New weapons from Iran turning up on Mideast battlefields: AbizaidAgence France Presse – A new armor-busting rocket-propelled grenade believed to be of Iranian origin has shown up in Iraq in what may be "a hint about things to come," the commander of US forces in the Middle East said Tuesday.

General John Abizaid said the weapon, an RPG-29, has a dual warhead and has proved effective against most types of armored vehicles.

"The first time we saw it was not in Iraq. We saw it in Lebanon. So to me it indicates, number one, an Iranian connection," he told defense reporters here.

"It’s hard to say in our part of the world that we operate in as to whether or not people have given us a hint about things to come," he said.

He said only a single RPG-29 has turned up in Iraq so far, and it was unclear how it was smuggled into the country.

But he said it was the latest in a number of new and more sophisticated weapons that appear to be moving onto the region’s battlefields from Iran.

He said longer-range Chinese rockets that looked new also have been found in Iraq.

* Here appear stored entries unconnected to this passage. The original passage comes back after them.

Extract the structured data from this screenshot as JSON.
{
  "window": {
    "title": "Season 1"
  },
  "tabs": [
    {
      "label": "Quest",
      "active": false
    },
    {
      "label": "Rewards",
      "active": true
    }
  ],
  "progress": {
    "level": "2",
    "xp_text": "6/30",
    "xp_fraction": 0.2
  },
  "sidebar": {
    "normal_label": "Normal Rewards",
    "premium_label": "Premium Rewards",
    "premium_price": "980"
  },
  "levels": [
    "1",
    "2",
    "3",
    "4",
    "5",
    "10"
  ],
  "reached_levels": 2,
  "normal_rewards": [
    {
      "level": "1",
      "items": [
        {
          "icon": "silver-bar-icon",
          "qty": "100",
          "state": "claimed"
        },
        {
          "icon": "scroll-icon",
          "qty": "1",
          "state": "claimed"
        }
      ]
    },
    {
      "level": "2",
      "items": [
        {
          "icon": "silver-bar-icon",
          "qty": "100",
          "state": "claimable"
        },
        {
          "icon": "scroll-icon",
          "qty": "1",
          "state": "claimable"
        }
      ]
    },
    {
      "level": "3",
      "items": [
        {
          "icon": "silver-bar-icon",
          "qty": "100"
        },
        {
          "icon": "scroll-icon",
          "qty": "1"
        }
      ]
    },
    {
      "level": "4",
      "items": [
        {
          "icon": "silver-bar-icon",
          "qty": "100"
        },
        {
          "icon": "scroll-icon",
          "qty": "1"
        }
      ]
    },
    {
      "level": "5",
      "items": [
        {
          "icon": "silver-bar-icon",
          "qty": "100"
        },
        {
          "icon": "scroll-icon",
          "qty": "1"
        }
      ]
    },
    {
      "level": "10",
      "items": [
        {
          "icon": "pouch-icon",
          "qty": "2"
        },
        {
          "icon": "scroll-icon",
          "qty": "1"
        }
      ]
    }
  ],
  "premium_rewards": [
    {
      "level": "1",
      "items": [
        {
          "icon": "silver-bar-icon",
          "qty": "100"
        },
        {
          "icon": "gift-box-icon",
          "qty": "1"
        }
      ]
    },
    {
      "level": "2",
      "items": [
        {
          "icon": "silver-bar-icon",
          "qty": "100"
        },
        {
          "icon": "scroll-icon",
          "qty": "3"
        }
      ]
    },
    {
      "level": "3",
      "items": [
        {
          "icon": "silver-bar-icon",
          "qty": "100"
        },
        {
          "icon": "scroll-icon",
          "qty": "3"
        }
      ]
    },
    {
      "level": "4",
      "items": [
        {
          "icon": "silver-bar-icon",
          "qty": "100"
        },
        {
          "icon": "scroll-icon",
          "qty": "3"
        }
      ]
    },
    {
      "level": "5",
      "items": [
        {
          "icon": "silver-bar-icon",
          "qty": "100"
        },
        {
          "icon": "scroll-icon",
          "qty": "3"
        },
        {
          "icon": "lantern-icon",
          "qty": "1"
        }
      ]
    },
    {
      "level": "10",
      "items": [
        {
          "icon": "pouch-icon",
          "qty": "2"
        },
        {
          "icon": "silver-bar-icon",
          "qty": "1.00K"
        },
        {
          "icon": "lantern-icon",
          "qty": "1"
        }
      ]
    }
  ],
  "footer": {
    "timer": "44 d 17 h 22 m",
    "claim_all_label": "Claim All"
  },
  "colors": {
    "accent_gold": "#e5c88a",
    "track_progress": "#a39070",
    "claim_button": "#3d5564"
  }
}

Abizaid said he believed the Chinese rockets came from Iran although they may have been taken from the arms inventories of the former Iraqi regime and cleaned up. "It looked brand new to us," he said.

The new weapons are in addition to more sophisticated roadside bombs with explosively shaped charges that the US military has long charged are being manufactured in Iran and brought into the country by Iran’s Revolutionary Guards-Quds Force.

Abizaid pointed out that Hezbollah, which is backed by Iran, used a panoply of new weapons against the Israelis in Lebanon.

They included longer range surface-to-surface missiles, an anti-ship cruise missile, new anti-tank weapons that proved effective against Israeli armor, and remotely piloted vehicles packed with explosives, he said.

"There are clearly links between Lebanese Hezbollah training people in Iran to operate in Lebanon, and also training people in Iran that are Shia splinter groups that could operate against us in Iraq," he said.

"These linkages exist but it is very, very hard to pin down with precision," he said.